Hoje, ambas já estão implementando seus planos de vigilância comunitária”,
conta Natali Piccolo, gerente de programas da Rare. Lindomar Fernandes, membro
do conselho da Associação dos Moradores da Prainha do Canto Verde e coordenador
da campanha na Resex, salienta que, juntamente com a demarcação da unidade,
aliada às palestras de conscientização sobre os limites e as regras da Resex em
comunidades vizinhas, o sistema de monitoramento da área realizado por um grupo
organizado de pescadores foi um dos principais legados da campanha.

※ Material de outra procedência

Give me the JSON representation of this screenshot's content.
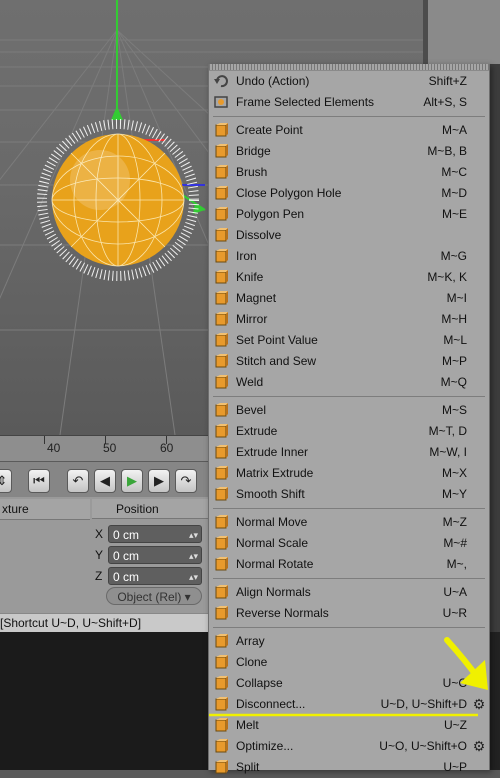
{
  "timeline": {
    "ticks": [
      "40",
      "50",
      "60"
    ]
  },
  "attributes": {
    "left_header": "xture",
    "tab_label": "Position",
    "coords": [
      {
        "axis": "X",
        "value": "0 cm"
      },
      {
        "axis": "Y",
        "value": "0 cm"
      },
      {
        "axis": "Z",
        "value": "0 cm"
      }
    ],
    "mode": "Object (Rel)"
  },
  "status_text": "[Shortcut U~D, U~Shift+D]",
  "menu": {
    "groups": [
      [
        {
          "label": "Undo (Action)",
          "shortcut": "Shift+Z",
          "icon": "undo-icon"
        },
        {
          "label": "Frame Selected Elements",
          "shortcut": "Alt+S, S",
          "icon": "frame-selected-icon"
        }
      ],
      [
        {
          "label": "Create Point",
          "shortcut": "M~A",
          "icon": "create-point-icon"
        },
        {
          "label": "Bridge",
          "shortcut": "M~B, B",
          "icon": "bridge-icon"
        },
        {
          "label": "Brush",
          "shortcut": "M~C",
          "icon": "brush-icon"
        },
        {
          "label": "Close Polygon Hole",
          "shortcut": "M~D",
          "icon": "close-polygon-hole-icon"
        },
        {
          "label": "Polygon Pen",
          "shortcut": "M~E",
          "icon": "polygon-pen-icon"
        },
        {
          "label": "Dissolve",
          "shortcut": "",
          "icon": "dissolve-icon"
        },
        {
          "label": "Iron",
          "shortcut": "M~G",
          "icon": "iron-icon"
        },
        {
          "label": "Knife",
          "shortcut": "M~K, K",
          "icon": "knife-icon"
        },
        {
          "label": "Magnet",
          "shortcut": "M~I",
          "icon": "magnet-icon"
        },
        {
          "label": "Mirror",
          "shortcut": "M~H",
          "icon": "mirror-icon"
        },
        {
          "label": "Set Point Value",
          "shortcut": "M~L",
          "icon": "set-point-value-icon"
        },
        {
          "label": "Stitch and Sew",
          "shortcut": "M~P",
          "icon": "stitch-and-sew-icon"
        },
        {
          "label": "Weld",
          "shortcut": "M~Q",
          "icon": "weld-icon"
        }
      ],
      [
        {
          "label": "Bevel",
          "shortcut": "M~S",
          "icon": "bevel-icon"
        },
        {
          "label": "Extrude",
          "shortcut": "M~T, D",
          "icon": "extrude-icon"
        },
        {
          "label": "Extrude Inner",
          "shortcut": "M~W, I",
          "icon": "extrude-inner-icon"
        },
        {
          "label": "Matrix Extrude",
          "shortcut": "M~X",
          "icon": "matrix-extrude-icon"
        },
        {
          "label": "Smooth Shift",
          "shortcut": "M~Y",
          "icon": "smooth-shift-icon"
        }
      ],
      [
        {
          "label": "Normal Move",
          "shortcut": "M~Z",
          "icon": "normal-move-icon"
        },
        {
          "label": "Normal Scale",
          "shortcut": "M~#",
          "icon": "normal-scale-icon"
        },
        {
          "label": "Normal Rotate",
          "shortcut": "M~,",
          "icon": "normal-rotate-icon"
        }
      ],
      [
        {
          "label": "Align Normals",
          "shortcut": "U~A",
          "icon": "align-normals-icon"
        },
        {
          "label": "Reverse Normals",
          "shortcut": "U~R",
          "icon": "reverse-normals-icon"
        }
      ],
      [
        {
          "label": "Array",
          "shortcut": "",
          "icon": "array-icon"
        },
        {
          "label": "Clone",
          "shortcut": "",
          "icon": "clone-icon"
        },
        {
          "label": "Collapse",
          "shortcut": "U~C",
          "icon": "collapse-icon"
        },
        {
          "label": "Disconnect...",
          "shortcut": "U~D, U~Shift+D",
          "icon": "disconnect-icon",
          "gear": true
        },
        {
          "label": "Melt",
          "shortcut": "U~Z",
          "icon": "melt-icon"
        },
        {
          "label": "Optimize...",
          "shortcut": "U~O, U~Shift+O",
          "icon": "optimize-icon",
          "gear": true
        },
        {
          "label": "Split",
          "shortcut": "U~P",
          "icon": "split-icon"
        }
      ]
    ]
  },
  "colors": {
    "annotation": "#f0f000",
    "sphere": "#e8a21b",
    "accent_orange": "#e89a2c"
  }
}
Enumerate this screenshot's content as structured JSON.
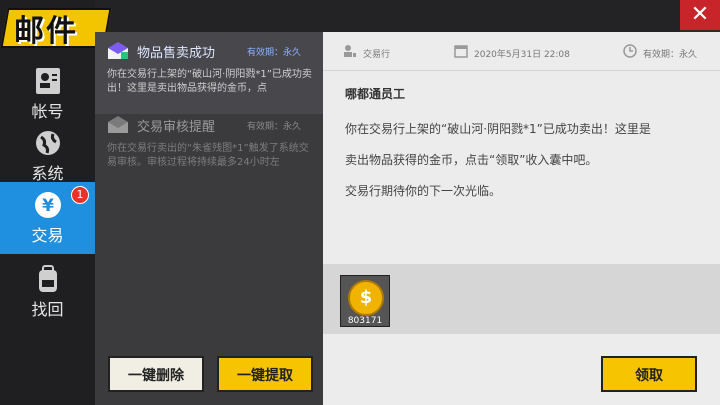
{
  "window": {
    "title": "邮件",
    "close_label": "✕"
  },
  "categories": [
    {
      "label": "帐号",
      "icon": "id-card-icon",
      "active": false
    },
    {
      "label": "系统",
      "icon": "globe-icon",
      "active": false
    },
    {
      "label": "交易",
      "icon": "yen-icon",
      "active": true,
      "badge": "1"
    },
    {
      "label": "找回",
      "icon": "backpack-icon",
      "active": false
    }
  ],
  "mails": [
    {
      "subject": "物品售卖成功",
      "expiry": "有效期：永久",
      "preview": "你在交易行上架的“破山河·阴阳戮*1”已成功卖出！这里是卖出物品获得的金币，点",
      "selected": true
    },
    {
      "subject": "交易审核提醒",
      "expiry": "有效期：永久",
      "preview": "你在交易行卖出的“朱雀残图*1”触发了系统交易审核。审核过程将持续最多24小时左",
      "selected": false
    }
  ],
  "buttons": {
    "delete_all": "一键删除",
    "claim_all": "一键提取",
    "claim": "领取"
  },
  "detail": {
    "sender": "交易行",
    "date": "2020年5月31日 22:08",
    "expiry": "有效期：永久",
    "title": "哪都通员工",
    "body_lines": [
      "你在交易行上架的“破山河·阴阳戮*1”已成功卖出！这里是",
      "卖出物品获得的金币，点击“领取”收入囊中吧。",
      "交易行期待你的下一次光临。"
    ],
    "attachment": {
      "icon": "gold-coin-icon",
      "quantity": "803171"
    }
  }
}
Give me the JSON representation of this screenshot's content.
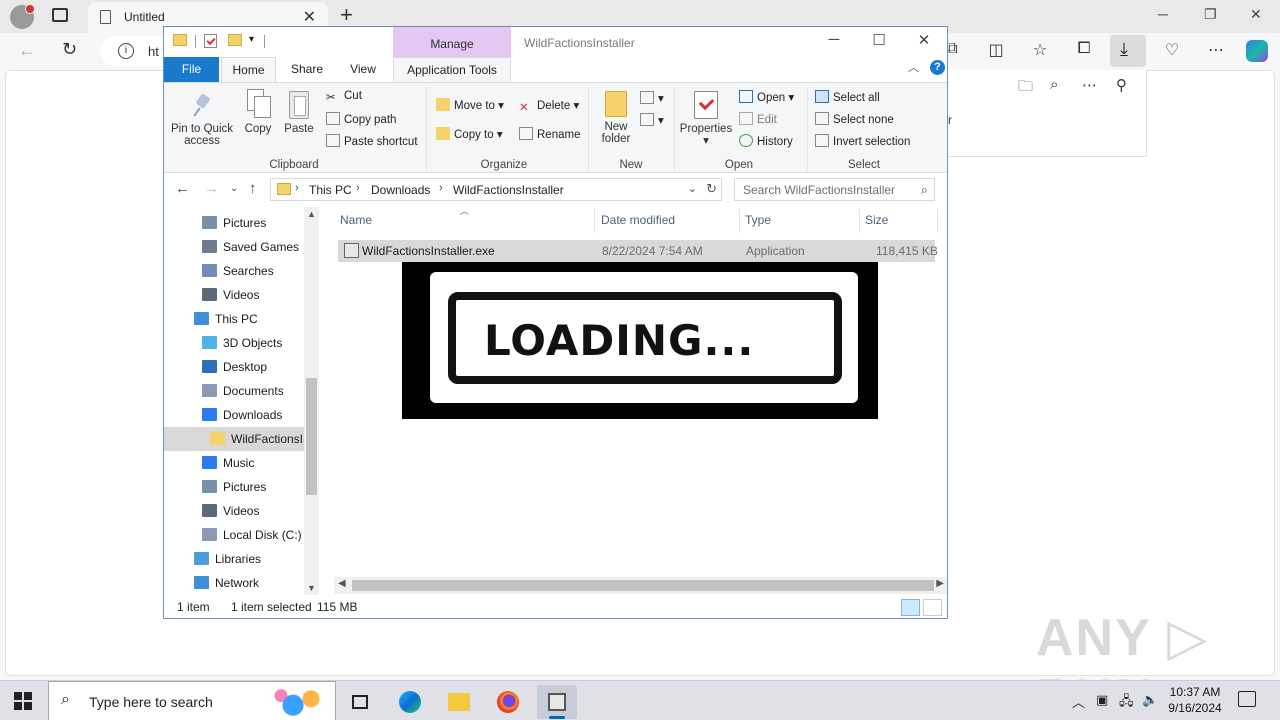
{
  "browser": {
    "tab_title": "Untitled",
    "url_prefix": "ht",
    "panel_text": "r"
  },
  "explorer": {
    "window_title": "WildFactionsInstaller",
    "manage_label": "Manage",
    "ribbon_tabs": [
      "File",
      "Home",
      "Share",
      "View",
      "Application Tools"
    ],
    "clipboard": {
      "pin": "Pin to Quick access",
      "copy": "Copy",
      "paste": "Paste",
      "cut": "Cut",
      "copy_path": "Copy path",
      "paste_shortcut": "Paste shortcut",
      "label": "Clipboard"
    },
    "organize": {
      "move_to": "Move to",
      "copy_to": "Copy to",
      "delete": "Delete",
      "rename": "Rename",
      "label": "Organize"
    },
    "new": {
      "new_folder": "New folder",
      "label": "New"
    },
    "open": {
      "properties": "Properties",
      "open": "Open",
      "edit": "Edit",
      "history": "History",
      "label": "Open"
    },
    "select": {
      "select_all": "Select all",
      "select_none": "Select none",
      "invert": "Invert selection",
      "label": "Select"
    },
    "breadcrumb": [
      "This PC",
      "Downloads",
      "WildFactionsInstaller"
    ],
    "search_placeholder": "Search WildFactionsInstaller",
    "nav_items": [
      {
        "label": "Pictures",
        "icon": "pictures-icon"
      },
      {
        "label": "Saved Games",
        "icon": "saved-games-icon"
      },
      {
        "label": "Searches",
        "icon": "searches-icon"
      },
      {
        "label": "Videos",
        "icon": "videos-icon"
      },
      {
        "label": "This PC",
        "icon": "this-pc-icon"
      },
      {
        "label": "3D Objects",
        "icon": "3d-objects-icon"
      },
      {
        "label": "Desktop",
        "icon": "desktop-icon"
      },
      {
        "label": "Documents",
        "icon": "documents-icon"
      },
      {
        "label": "Downloads",
        "icon": "downloads-icon"
      },
      {
        "label": "WildFactionsI",
        "icon": "folder-icon"
      },
      {
        "label": "Music",
        "icon": "music-icon"
      },
      {
        "label": "Pictures",
        "icon": "pictures-icon"
      },
      {
        "label": "Videos",
        "icon": "videos-icon"
      },
      {
        "label": "Local Disk (C:)",
        "icon": "disk-icon"
      },
      {
        "label": "Libraries",
        "icon": "libraries-icon"
      },
      {
        "label": "Network",
        "icon": "network-icon"
      }
    ],
    "columns": [
      "Name",
      "Date modified",
      "Type",
      "Size"
    ],
    "files": [
      {
        "name": "WildFactionsInstaller.exe",
        "date": "8/22/2024 7:54 AM",
        "type": "Application",
        "size": "118,415 KB"
      }
    ],
    "status": {
      "count": "1 item",
      "selected": "1 item selected",
      "size": "115 MB"
    }
  },
  "overlay": {
    "loading_text": "LOADING..."
  },
  "taskbar": {
    "search_placeholder": "Type here to search",
    "time": "10:37 AM",
    "date": "9/16/2024"
  },
  "watermark": "ANY RUN",
  "colors": {
    "file_tab": "#1979ca",
    "manage_tab": "#e3c8f2",
    "selection": "#d9d9d9",
    "accent": "#0067c0"
  }
}
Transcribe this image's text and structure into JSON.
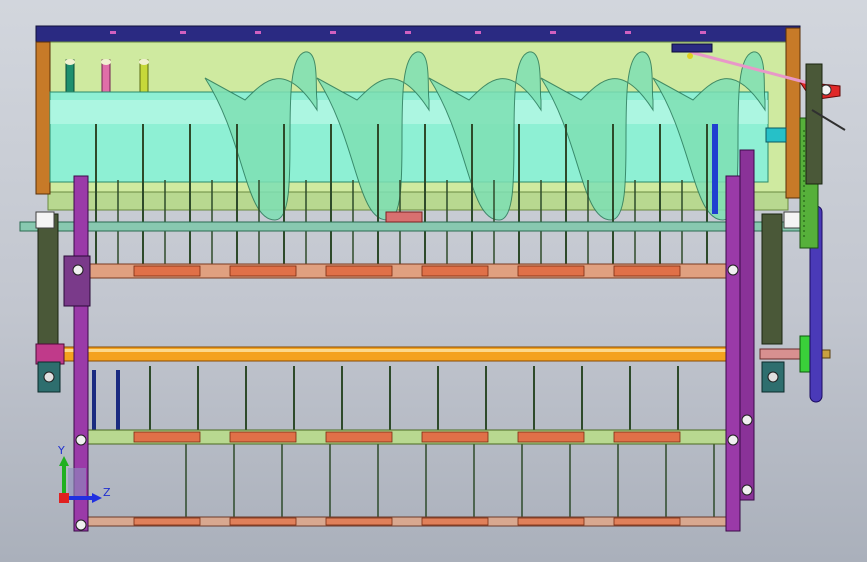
{
  "view": {
    "background_top": "#d2d6dd",
    "background_bottom": "#aab0bb"
  },
  "colors": {
    "frame_top_bar": "#2a2a82",
    "side_plate": "#c77a28",
    "drum_shell": "#cfeaa0",
    "auger_core": "#8ef0d4",
    "auger_flight": "#7ee0b4",
    "main_shaft": "#f4a21e",
    "shaft_bar": "#88c8b0",
    "tine_bar": "#e07048",
    "rail": "#b8d890",
    "purple_parts": "#9a3aa8",
    "side_supports": "#4a5838",
    "drive_wheel": "#4a3ab8",
    "red_lever": "#e02828",
    "green_gear": "#56b03a"
  },
  "triad": {
    "y_label": "Y",
    "z_label": "Z",
    "y_icon": "axis-y-arrow-icon",
    "z_icon": "axis-z-arrow-icon"
  },
  "counts": {
    "auger_turns": 5
  }
}
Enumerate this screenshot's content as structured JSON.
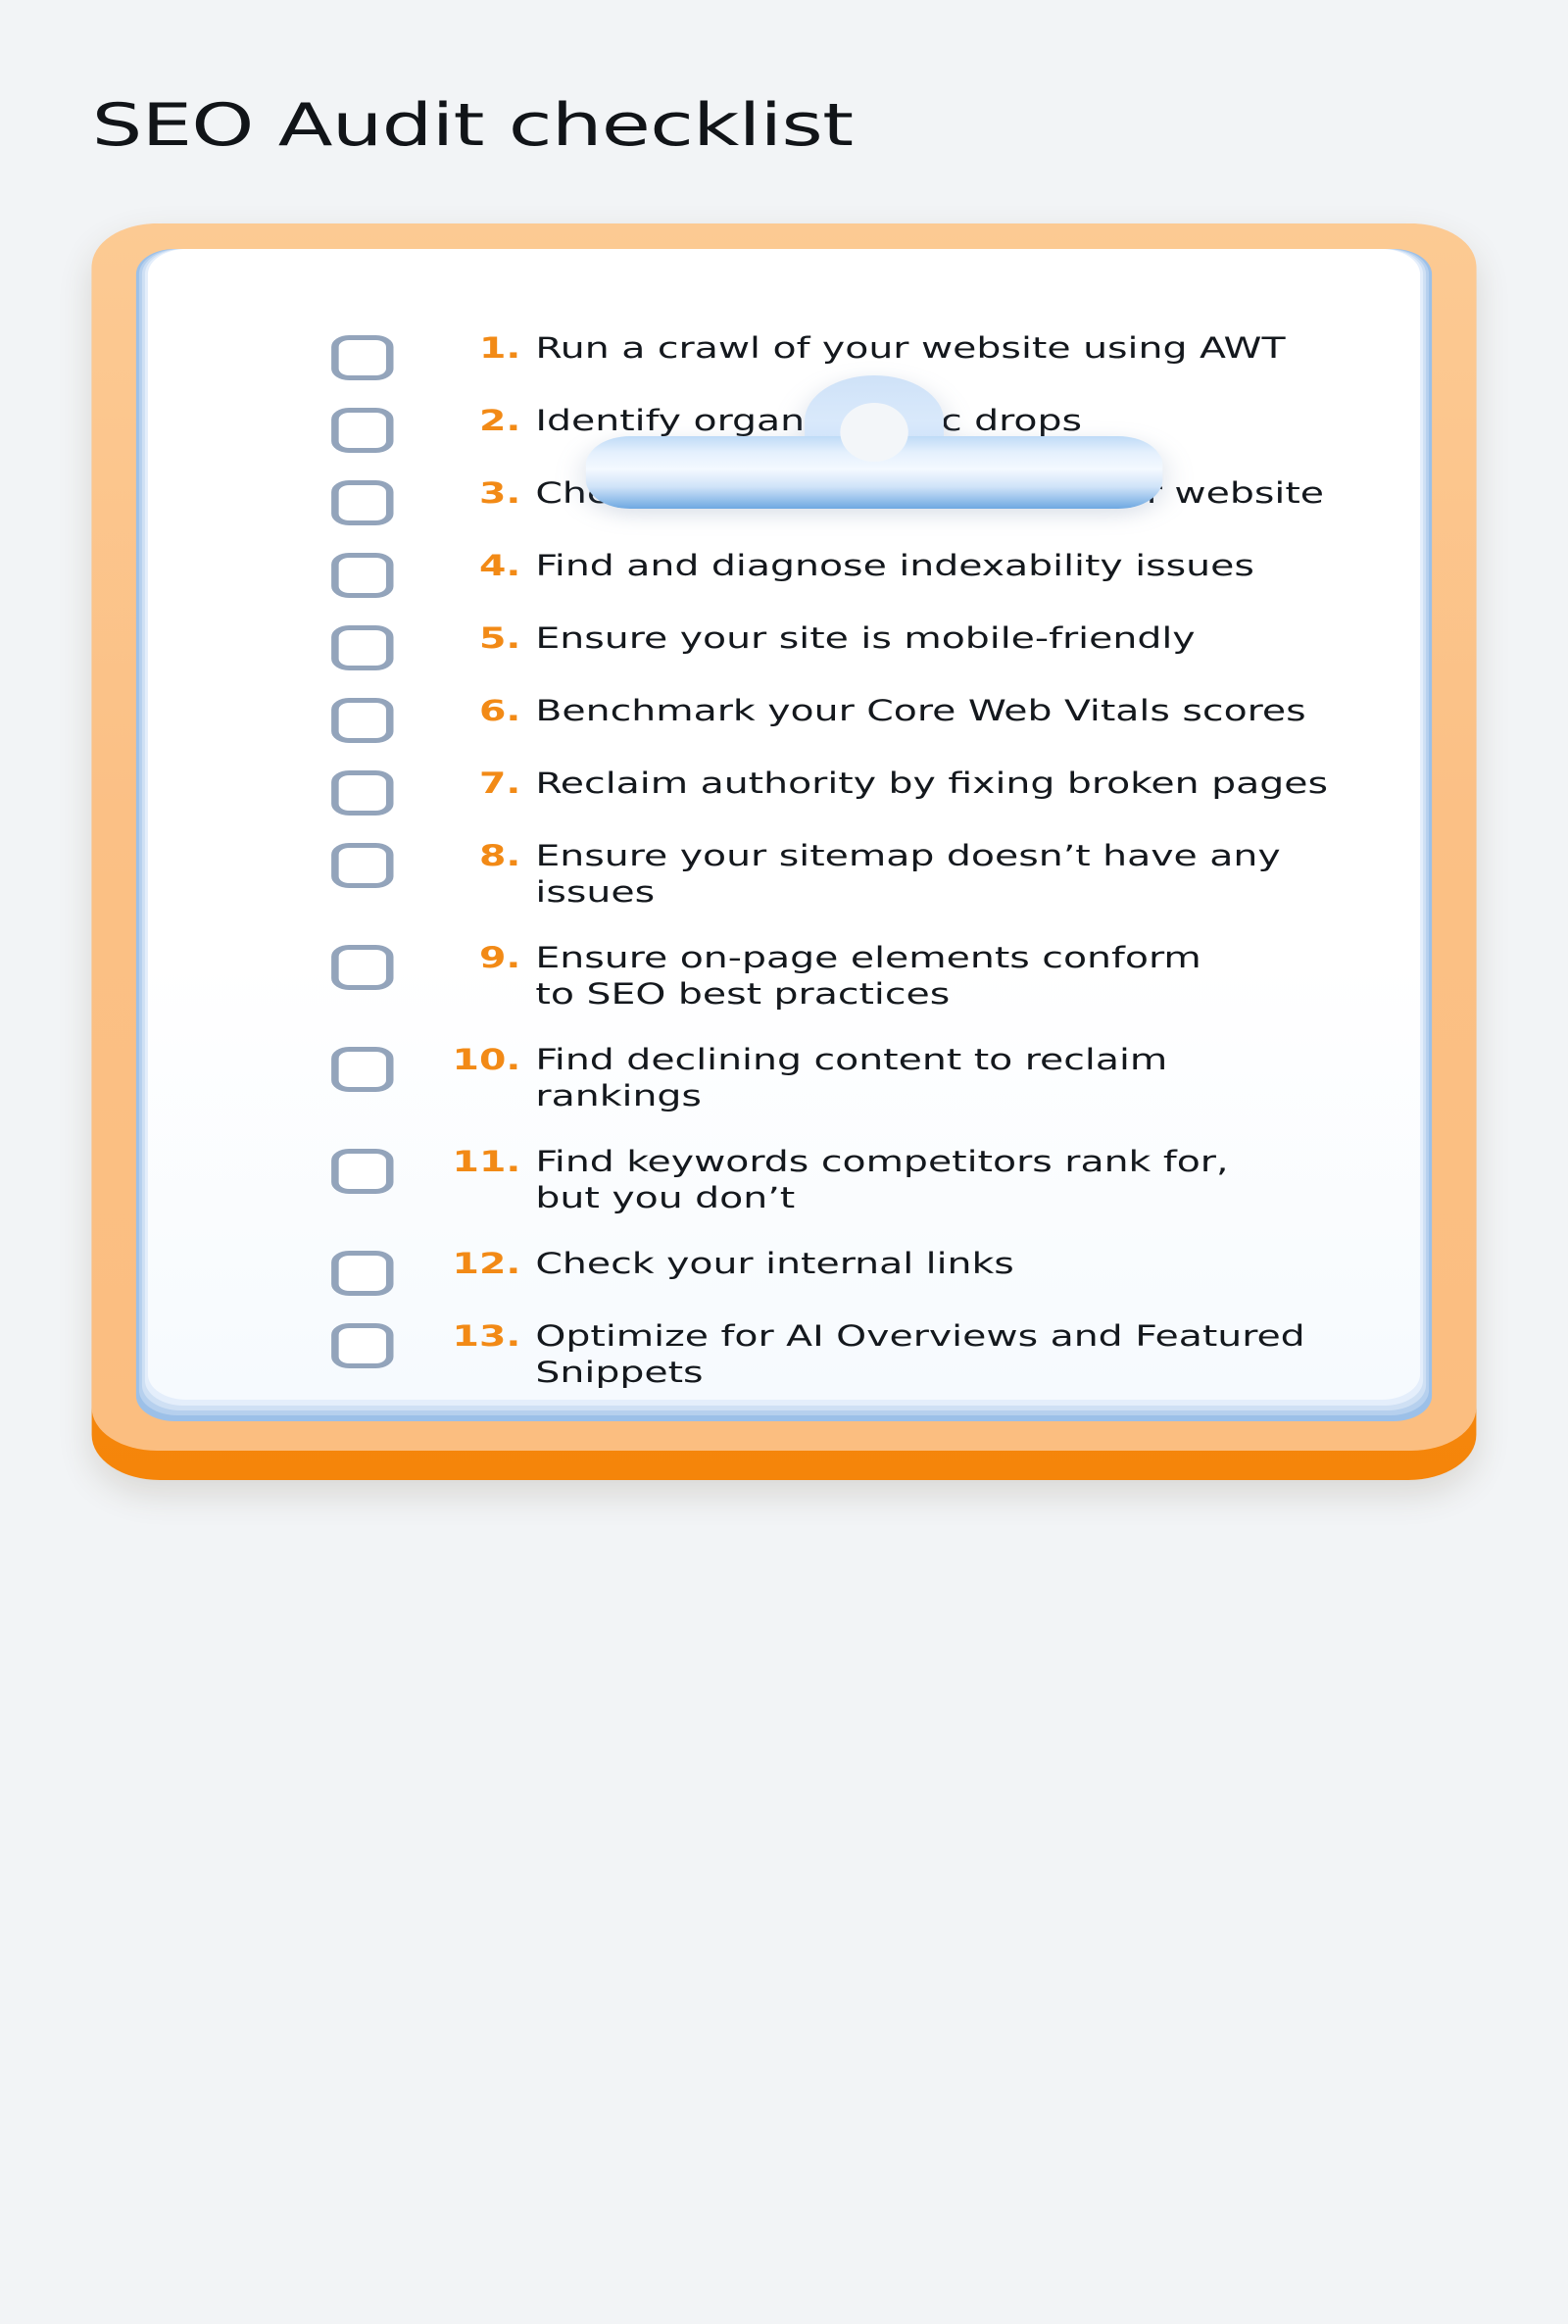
{
  "page": {
    "title": "SEO Audit checklist",
    "background_color": "#f2f4f6"
  },
  "theme": {
    "accent_orange": "#f28a16",
    "board_orange": "#fbc085",
    "board_edge_orange": "#f5850a",
    "checkbox_border": "#93a4bb",
    "clip_blue_light": "#dbeafe",
    "clip_blue_dark": "#6fa8e0",
    "text_color": "#14181d",
    "paper_white": "#ffffff"
  },
  "clipboard": {
    "clip_icon": "clipboard-clip",
    "paper_sheets": 5
  },
  "checklist": {
    "items": [
      {
        "number": "1.",
        "label": "Run a crawl of your website using AWT",
        "checked": false
      },
      {
        "number": "2.",
        "label": "Identify organic traffic drops",
        "checked": false
      },
      {
        "number": "3.",
        "label": "Check for any duplicates of your website",
        "checked": false
      },
      {
        "number": "4.",
        "label": "Find and diagnose indexability issues",
        "checked": false
      },
      {
        "number": "5.",
        "label": "Ensure your site is mobile-friendly",
        "checked": false
      },
      {
        "number": "6.",
        "label": "Benchmark your Core Web Vitals scores",
        "checked": false
      },
      {
        "number": "7.",
        "label": "Reclaim authority by fixing broken pages",
        "checked": false
      },
      {
        "number": "8.",
        "label": "Ensure your sitemap doesn’t have any\nissues",
        "checked": false
      },
      {
        "number": "9.",
        "label": "Ensure on-page elements conform\nto SEO best practices",
        "checked": false
      },
      {
        "number": "10.",
        "label": "Find declining content to reclaim\nrankings",
        "checked": false
      },
      {
        "number": "11.",
        "label": "Find keywords competitors rank for,\nbut you don’t",
        "checked": false
      },
      {
        "number": "12.",
        "label": "Check your internal links",
        "checked": false
      },
      {
        "number": "13.",
        "label": "Optimize for AI Overviews and Featured\nSnippets",
        "checked": false
      }
    ]
  }
}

A
conscientização para a força da atuação em grupo também é um dos pontos
destacados pelo administrador Daniel Andrade, que coordenou uma campanha com
foco na recuperação do estoque natural de ostras e no resgate da autoestima de
marisqueiras na Resex Baía de Iguape, onde a mariscagem no manguezal é uma
atividade predominantemente feminina e responsável pelo sustento das famílias.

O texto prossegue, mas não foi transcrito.